Take a look at the updated version of Bradley Efron's 2004 ASA Presidential Address:
I find it a clear, concise, and obviously authoritative statement of the important concepts of EBE and FDR.
From: SAS(r) Discussion [mailto:SAS-L@LISTSERV.UGA.EDU] On Behalf Of Ryan
Sent: Thursday, October 23, 2008 7:49 AM
Subject: Re: GLIMMIX 9.2 documentation question
On Oct 23, 3:23 am, Oliver.K...@medizin.uni-halle.de wrote:
> On 23 Okt., 04:45, Ryan <Ryan.Andrew.Bl...@gmail.com> wrote:
> > Hello,
> > I've been spending quite some time in GLIMMIX documentation, and
> > came across a statement that has confused me. The statement below
> > comes from the article, "Growing Up Fast: SAS 9.2 Enhancements in
> > the GLIMMIX procedure."
> > * The quadrature rule in the GLIMMIX procedure is adaptive in the
> > following sense: ...
> > - The GLIMMIX procedure centers and scales the quadrature points by
> > using the empirical Bayes estimates (EBEs) of the random effects and
> > the Hessian (second
> > derivative) matrix from the EBE
> > suboptimization to improve the likelihood approximation.

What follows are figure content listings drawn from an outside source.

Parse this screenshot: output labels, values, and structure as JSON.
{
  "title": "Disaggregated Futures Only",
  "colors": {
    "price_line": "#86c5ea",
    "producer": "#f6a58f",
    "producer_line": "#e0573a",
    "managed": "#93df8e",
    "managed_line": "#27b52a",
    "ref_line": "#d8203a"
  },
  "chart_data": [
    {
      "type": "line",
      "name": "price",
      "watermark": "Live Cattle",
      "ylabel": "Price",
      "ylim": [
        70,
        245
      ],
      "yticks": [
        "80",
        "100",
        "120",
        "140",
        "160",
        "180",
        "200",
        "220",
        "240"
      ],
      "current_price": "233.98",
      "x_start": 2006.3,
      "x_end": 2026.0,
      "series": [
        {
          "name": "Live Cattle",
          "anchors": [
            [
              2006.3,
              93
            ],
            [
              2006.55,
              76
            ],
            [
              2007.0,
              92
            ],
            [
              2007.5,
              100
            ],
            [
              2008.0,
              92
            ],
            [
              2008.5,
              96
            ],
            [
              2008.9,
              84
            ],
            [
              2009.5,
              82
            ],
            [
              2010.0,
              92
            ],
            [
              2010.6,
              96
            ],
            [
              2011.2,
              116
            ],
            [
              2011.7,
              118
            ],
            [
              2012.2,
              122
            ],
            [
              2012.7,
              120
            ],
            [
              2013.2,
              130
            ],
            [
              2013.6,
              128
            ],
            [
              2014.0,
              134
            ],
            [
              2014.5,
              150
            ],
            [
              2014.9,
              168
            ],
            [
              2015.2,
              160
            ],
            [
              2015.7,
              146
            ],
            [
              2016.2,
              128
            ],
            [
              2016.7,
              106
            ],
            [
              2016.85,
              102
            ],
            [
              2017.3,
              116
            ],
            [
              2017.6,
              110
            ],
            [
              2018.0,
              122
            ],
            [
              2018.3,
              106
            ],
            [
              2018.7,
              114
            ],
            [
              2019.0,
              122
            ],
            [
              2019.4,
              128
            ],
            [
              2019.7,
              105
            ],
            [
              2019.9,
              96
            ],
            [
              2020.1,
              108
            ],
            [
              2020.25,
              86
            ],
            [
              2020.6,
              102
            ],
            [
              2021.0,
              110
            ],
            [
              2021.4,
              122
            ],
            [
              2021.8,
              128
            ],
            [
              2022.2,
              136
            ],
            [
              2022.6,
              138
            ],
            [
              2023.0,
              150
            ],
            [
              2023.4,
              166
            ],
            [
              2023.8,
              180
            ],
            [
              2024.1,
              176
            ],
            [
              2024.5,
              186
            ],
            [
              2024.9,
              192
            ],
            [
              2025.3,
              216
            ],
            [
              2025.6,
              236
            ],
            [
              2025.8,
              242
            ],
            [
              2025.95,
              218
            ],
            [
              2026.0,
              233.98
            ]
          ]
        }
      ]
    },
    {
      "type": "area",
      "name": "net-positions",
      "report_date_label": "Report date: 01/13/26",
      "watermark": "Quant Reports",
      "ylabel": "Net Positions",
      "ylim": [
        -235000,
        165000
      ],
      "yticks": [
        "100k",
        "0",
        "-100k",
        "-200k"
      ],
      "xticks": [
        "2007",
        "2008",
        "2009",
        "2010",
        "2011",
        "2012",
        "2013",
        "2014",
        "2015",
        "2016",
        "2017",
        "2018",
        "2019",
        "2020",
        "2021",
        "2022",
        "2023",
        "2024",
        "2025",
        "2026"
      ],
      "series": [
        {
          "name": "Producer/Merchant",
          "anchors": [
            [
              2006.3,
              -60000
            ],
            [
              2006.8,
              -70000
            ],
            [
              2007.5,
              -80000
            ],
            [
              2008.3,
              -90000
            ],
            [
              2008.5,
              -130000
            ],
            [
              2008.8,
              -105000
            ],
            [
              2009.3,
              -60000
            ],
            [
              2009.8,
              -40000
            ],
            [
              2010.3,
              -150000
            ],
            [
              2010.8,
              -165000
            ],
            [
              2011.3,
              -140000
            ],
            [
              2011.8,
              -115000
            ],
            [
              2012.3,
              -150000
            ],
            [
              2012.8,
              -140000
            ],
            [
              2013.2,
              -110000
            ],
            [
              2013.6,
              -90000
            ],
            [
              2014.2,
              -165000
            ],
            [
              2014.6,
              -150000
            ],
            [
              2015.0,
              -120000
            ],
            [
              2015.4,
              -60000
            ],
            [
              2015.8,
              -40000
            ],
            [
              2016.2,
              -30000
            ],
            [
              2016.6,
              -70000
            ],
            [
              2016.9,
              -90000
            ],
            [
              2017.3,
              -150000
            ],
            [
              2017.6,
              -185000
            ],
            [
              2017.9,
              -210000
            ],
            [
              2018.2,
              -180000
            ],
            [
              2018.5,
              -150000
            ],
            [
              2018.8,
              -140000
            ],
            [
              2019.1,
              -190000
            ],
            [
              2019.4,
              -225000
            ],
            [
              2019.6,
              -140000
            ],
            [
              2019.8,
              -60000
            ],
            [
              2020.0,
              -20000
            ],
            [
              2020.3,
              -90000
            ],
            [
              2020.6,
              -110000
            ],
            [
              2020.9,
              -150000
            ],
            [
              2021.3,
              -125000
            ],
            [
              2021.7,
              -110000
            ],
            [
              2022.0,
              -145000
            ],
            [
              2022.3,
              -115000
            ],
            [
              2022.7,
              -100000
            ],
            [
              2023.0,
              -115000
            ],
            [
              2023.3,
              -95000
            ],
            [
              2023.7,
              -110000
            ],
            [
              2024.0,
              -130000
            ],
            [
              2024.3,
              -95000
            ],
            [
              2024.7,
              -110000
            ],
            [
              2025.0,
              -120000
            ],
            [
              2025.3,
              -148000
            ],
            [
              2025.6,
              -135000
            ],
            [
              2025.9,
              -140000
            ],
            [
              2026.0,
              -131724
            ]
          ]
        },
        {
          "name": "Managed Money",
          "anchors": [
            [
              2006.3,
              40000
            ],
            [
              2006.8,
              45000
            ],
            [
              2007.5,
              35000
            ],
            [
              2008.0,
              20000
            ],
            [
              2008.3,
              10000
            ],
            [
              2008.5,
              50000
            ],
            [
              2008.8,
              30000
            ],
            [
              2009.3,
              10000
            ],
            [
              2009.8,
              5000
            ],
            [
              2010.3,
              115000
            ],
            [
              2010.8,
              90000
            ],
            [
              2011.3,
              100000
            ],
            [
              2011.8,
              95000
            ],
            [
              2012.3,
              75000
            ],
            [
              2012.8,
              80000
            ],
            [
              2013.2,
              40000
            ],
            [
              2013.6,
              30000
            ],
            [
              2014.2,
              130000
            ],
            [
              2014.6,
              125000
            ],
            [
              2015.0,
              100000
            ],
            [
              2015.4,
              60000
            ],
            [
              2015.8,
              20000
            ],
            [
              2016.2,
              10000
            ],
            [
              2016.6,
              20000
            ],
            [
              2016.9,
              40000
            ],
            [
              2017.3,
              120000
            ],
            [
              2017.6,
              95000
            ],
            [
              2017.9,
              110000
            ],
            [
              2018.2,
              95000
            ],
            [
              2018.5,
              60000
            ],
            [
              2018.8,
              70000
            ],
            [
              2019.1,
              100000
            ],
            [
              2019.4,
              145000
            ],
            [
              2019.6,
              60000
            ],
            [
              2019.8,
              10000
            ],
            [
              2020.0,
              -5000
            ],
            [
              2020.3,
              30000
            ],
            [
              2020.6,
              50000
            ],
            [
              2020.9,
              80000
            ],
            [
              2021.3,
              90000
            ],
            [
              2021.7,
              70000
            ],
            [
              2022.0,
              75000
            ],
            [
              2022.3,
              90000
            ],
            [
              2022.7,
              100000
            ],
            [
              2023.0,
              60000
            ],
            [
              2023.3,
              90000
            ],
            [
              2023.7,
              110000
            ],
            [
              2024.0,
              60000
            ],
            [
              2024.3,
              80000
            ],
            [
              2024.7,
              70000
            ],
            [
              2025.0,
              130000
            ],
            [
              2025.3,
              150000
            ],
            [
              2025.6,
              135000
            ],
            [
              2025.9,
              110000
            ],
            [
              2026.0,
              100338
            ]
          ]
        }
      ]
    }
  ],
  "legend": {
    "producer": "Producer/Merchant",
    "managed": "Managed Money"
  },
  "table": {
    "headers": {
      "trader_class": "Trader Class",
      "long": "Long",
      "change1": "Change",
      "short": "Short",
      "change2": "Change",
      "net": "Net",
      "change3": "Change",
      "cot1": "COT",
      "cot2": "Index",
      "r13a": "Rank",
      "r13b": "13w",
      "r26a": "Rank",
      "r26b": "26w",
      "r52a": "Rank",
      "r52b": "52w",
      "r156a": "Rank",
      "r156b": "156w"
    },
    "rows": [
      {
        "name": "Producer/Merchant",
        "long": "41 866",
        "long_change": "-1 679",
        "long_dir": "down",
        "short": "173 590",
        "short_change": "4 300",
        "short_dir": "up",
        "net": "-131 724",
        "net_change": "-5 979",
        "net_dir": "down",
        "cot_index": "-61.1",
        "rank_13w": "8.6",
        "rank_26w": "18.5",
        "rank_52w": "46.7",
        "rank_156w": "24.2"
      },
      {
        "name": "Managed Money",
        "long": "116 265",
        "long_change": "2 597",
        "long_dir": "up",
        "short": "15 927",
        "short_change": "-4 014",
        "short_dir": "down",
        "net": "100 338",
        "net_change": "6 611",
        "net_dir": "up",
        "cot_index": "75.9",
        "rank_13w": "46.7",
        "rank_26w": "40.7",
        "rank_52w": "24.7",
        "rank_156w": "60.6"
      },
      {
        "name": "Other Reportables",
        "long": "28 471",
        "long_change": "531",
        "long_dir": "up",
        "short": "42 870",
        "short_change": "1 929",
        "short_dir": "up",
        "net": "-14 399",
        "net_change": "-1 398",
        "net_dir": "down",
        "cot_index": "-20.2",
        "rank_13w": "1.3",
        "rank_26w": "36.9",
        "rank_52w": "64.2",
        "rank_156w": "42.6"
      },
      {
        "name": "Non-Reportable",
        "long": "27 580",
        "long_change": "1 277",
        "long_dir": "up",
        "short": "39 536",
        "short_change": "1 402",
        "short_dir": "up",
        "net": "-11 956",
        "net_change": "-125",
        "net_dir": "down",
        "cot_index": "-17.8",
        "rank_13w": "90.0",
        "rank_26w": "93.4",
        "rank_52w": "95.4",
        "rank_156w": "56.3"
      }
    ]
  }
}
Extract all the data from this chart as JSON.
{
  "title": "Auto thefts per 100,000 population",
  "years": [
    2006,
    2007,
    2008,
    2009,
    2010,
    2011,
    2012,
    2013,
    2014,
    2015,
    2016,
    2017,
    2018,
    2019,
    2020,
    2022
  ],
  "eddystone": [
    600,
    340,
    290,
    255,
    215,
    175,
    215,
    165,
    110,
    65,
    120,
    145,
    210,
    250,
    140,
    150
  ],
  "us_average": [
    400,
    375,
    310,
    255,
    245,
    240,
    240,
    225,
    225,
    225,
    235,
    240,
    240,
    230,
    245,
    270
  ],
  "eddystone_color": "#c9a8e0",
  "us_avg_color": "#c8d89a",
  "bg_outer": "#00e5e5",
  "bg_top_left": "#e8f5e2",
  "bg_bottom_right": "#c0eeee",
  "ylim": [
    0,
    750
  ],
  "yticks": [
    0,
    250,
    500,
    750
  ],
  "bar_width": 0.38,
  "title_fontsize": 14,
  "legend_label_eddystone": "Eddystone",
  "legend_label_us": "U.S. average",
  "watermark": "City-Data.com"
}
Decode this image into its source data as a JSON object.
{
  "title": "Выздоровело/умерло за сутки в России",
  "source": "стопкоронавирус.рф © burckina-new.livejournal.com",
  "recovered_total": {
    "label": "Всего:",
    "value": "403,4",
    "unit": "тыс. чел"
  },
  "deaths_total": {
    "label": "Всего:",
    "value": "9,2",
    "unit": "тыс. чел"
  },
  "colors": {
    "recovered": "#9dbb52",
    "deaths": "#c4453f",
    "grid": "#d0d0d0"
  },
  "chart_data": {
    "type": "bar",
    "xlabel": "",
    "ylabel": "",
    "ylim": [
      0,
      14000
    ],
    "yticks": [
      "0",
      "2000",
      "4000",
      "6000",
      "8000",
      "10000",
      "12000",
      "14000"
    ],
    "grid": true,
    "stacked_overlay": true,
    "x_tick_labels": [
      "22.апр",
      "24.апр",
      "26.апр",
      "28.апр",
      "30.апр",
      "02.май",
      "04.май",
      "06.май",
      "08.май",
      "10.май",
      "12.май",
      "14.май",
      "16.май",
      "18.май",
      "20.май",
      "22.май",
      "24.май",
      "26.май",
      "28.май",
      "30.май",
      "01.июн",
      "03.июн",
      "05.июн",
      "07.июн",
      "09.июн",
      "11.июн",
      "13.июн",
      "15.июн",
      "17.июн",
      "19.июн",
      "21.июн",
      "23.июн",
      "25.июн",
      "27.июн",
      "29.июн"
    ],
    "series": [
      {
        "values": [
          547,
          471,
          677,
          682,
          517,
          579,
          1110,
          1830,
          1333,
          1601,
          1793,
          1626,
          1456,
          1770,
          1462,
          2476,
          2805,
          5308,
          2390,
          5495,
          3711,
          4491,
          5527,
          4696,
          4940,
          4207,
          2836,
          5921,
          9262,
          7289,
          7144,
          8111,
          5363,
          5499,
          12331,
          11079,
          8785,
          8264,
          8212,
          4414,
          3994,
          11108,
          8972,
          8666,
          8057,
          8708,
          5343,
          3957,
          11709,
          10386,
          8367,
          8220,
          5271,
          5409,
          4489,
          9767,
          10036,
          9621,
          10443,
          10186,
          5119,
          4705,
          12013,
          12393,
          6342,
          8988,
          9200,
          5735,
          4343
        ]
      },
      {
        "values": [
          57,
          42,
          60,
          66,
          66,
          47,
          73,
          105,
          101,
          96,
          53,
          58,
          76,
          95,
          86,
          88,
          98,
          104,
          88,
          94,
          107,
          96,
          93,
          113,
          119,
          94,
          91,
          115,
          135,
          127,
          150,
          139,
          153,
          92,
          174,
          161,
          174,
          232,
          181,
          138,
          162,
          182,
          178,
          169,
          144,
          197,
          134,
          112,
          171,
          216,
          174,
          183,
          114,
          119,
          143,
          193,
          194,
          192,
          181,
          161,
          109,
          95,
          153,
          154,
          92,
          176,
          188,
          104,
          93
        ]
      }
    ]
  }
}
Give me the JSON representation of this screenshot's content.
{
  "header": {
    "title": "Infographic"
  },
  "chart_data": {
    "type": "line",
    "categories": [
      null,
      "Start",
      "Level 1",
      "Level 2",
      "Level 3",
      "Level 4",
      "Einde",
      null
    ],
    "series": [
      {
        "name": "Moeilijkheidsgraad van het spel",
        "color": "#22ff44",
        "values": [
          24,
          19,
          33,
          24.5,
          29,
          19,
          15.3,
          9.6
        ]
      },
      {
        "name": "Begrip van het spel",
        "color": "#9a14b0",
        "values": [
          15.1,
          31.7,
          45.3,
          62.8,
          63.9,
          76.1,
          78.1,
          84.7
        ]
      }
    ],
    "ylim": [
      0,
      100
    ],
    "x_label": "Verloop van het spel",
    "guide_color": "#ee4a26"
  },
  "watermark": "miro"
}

> > -----------------------
> > I'm a bit confused by the use of the term "empirical Bayes estimates
> > (EBE)." I didn't think Bayesian estimation was used in this
> > procedure. Could anyone shed some light on this? What would be the
> > benefits of using EBE?
> > Thanks,
> > Ryan
> Hello Ryan,
> you are right, PROC GLIMMIX does not use "real" Bayesian Estimation in
> the sense of MCMC or something like that. My understanding is that the
> implemented algorithm for numerical quadrature in GLIMMIX (it is the
> same with PROC NLMIXED) is an iterative one which needs updated
> estimates for the random effects in each step. These random effects
> estimates are estimated by the empirical Bayes method. Estimation is
> not very complicated here, estimates result from a simple
> computational step. As such, empirical Bayes is just an estimation
> principle which is used and has proven sensible.
> Hope that helps,
> Oliver- Hide quoted text -
> - Show quoted text -
It's good to hear from you, & thank you for responding!
So, this is not comparable to other bayesian estimation techniques? What exactly makes EBE useful? Does it simply improve efficiency of the estimation process or does it, for instance, improve the precision of estimates in specific circumstances?